Tool / function calling

  • You define tools (functions) with schemas.
  • The model returns a structured tool call.
  • Your app executes it and returns results to the model.

Why it matters

  • Models aren’t databases.
  • Tools provide fresh, accurate, permissioned data and actions.

12) The modern production stack (what “advanced” actually looks like)

A) Model layer

  • Base model (general intelligence)
  • Optional fine-tuned variants (domain behavior)

B) Context layer

  • RAG (vector + keyword search)
  • Reranking
  • Permissions filtering
  • Source-of-truth routing (CRM/ERP instead of docs when needed)

C) Tool layer

  • APIs: tickets, CRM, billing, inventory
  • Code execution / automation (careful with permissions)

D) Orchestration

  • Agent frameworks, state machines, retry logic
  • Observability: traces, logs, eval metrics

E) Safety & governance

  • Policy enforcement, redaction, audit trails
  • Risk management frameworks (NIST AI RMF + GenAI profile is widely referenced) (NIST Publications)

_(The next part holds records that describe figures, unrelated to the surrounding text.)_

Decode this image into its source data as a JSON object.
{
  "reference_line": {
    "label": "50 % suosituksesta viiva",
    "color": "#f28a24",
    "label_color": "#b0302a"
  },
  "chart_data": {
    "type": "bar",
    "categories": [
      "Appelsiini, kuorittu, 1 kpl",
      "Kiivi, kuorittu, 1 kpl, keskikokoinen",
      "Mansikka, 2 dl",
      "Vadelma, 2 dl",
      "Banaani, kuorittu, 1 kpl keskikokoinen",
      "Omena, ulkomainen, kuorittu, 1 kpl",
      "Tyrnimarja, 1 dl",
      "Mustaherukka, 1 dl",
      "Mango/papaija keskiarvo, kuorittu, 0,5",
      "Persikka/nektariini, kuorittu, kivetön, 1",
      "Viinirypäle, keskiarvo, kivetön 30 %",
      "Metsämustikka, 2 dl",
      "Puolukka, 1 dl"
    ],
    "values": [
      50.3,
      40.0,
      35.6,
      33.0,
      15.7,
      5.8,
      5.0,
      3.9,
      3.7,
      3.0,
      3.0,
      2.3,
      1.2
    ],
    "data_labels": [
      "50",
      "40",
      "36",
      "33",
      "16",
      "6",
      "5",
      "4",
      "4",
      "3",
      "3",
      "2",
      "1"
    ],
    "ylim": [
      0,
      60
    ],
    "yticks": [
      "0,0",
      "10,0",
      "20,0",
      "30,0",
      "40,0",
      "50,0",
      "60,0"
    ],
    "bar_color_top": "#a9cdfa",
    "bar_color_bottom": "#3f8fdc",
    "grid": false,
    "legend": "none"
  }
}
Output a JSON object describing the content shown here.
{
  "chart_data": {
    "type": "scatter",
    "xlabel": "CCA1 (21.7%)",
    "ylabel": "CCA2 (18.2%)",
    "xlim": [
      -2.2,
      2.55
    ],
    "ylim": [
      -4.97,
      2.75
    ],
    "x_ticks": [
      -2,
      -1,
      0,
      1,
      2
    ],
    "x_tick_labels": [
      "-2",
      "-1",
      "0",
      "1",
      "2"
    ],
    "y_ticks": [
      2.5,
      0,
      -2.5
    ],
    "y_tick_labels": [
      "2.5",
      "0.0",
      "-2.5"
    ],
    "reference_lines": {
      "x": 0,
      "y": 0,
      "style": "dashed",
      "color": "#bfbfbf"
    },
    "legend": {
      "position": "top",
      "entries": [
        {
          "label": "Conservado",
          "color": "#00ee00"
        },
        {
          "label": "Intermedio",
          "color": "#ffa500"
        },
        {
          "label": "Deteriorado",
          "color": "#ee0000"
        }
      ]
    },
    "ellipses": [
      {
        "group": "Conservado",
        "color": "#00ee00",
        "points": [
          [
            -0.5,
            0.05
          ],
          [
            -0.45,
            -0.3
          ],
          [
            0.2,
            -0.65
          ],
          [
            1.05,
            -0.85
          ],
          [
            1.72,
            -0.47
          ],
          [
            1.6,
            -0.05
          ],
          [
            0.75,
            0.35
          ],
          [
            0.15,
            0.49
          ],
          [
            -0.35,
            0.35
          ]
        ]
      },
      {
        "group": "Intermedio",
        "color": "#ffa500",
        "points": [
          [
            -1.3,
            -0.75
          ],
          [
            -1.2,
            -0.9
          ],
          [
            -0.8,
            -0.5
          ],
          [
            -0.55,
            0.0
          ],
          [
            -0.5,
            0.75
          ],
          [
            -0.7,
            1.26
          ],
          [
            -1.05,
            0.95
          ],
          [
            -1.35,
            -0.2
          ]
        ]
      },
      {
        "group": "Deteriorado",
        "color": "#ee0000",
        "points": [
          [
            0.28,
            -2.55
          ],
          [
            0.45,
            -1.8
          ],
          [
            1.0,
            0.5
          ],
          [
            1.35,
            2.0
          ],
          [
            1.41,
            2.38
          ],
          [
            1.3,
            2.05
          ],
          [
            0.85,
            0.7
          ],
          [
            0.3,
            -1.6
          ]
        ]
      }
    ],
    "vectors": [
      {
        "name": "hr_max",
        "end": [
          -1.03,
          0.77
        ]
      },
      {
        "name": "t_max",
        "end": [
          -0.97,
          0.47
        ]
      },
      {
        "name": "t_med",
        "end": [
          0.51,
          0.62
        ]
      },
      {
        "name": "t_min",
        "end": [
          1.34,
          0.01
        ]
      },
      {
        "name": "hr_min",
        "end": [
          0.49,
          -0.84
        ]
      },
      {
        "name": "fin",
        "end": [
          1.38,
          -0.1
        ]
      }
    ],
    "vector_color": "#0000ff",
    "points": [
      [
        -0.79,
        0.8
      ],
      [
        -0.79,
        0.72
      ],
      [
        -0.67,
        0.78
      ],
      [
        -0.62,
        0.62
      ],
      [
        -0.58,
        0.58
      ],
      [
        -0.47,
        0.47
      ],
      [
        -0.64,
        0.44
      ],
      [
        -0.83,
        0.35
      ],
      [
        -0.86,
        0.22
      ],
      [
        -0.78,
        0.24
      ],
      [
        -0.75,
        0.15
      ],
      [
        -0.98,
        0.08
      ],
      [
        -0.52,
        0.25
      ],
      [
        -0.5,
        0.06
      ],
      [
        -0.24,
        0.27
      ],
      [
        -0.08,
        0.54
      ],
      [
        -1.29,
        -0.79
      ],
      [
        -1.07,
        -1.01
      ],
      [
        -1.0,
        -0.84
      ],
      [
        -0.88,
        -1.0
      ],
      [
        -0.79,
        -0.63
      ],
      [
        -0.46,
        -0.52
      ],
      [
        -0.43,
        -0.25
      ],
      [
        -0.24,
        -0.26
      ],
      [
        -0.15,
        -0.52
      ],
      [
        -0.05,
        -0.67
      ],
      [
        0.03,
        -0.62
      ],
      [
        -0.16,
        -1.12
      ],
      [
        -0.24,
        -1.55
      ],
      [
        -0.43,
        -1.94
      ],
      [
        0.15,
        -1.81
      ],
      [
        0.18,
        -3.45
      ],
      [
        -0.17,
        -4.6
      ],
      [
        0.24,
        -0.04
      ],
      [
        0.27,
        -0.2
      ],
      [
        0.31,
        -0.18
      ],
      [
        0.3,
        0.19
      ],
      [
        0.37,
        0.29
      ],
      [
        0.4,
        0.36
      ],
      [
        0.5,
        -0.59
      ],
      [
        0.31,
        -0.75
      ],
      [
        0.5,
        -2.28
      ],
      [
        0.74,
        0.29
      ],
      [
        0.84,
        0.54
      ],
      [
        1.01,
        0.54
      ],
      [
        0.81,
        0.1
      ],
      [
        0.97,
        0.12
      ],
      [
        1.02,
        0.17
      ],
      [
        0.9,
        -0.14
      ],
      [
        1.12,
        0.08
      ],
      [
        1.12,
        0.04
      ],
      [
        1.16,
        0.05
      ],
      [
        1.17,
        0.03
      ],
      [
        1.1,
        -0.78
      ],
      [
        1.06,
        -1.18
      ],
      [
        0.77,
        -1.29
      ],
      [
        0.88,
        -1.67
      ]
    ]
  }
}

13) IDEs and “AI-native development”

AI-assisted IDEs typically provide:

  • Inline completion
  • Chat with codebase context
  • Refactoring suggestions
  • Test generation
  • Repo-wide search with embeddings

The “advanced” leap is codebase-aware + tool-aware:

  • Uses retrieval over your repository
  • Runs tests/linters automatically
  • Creates PRs with diffs and rationale
  • Maintains change logs and auditability

(Under the hood, it’s the same stack: retrieval + tools + governance.)

14) Glossary quick definitions

  • Self-attention: mechanism that weights relationships among tokens.
  • Context window: how much text the model can consider at once.
  • Embeddings: vector representations for semantic similarity search.
  • Routing (MoE): selecting which expert subnetwork processes a token.
  • Distillation: teacher→student compression.
  • Pruning: removing parameters/structure.
  • Quantization: reducing numeric precision for speed/memory.
  • Fine-tuning: training on task/domain data to adjust behavior.
  • Tool calling: model requests structured external actions/data.
  • Agent loop: plan → act → observe → update.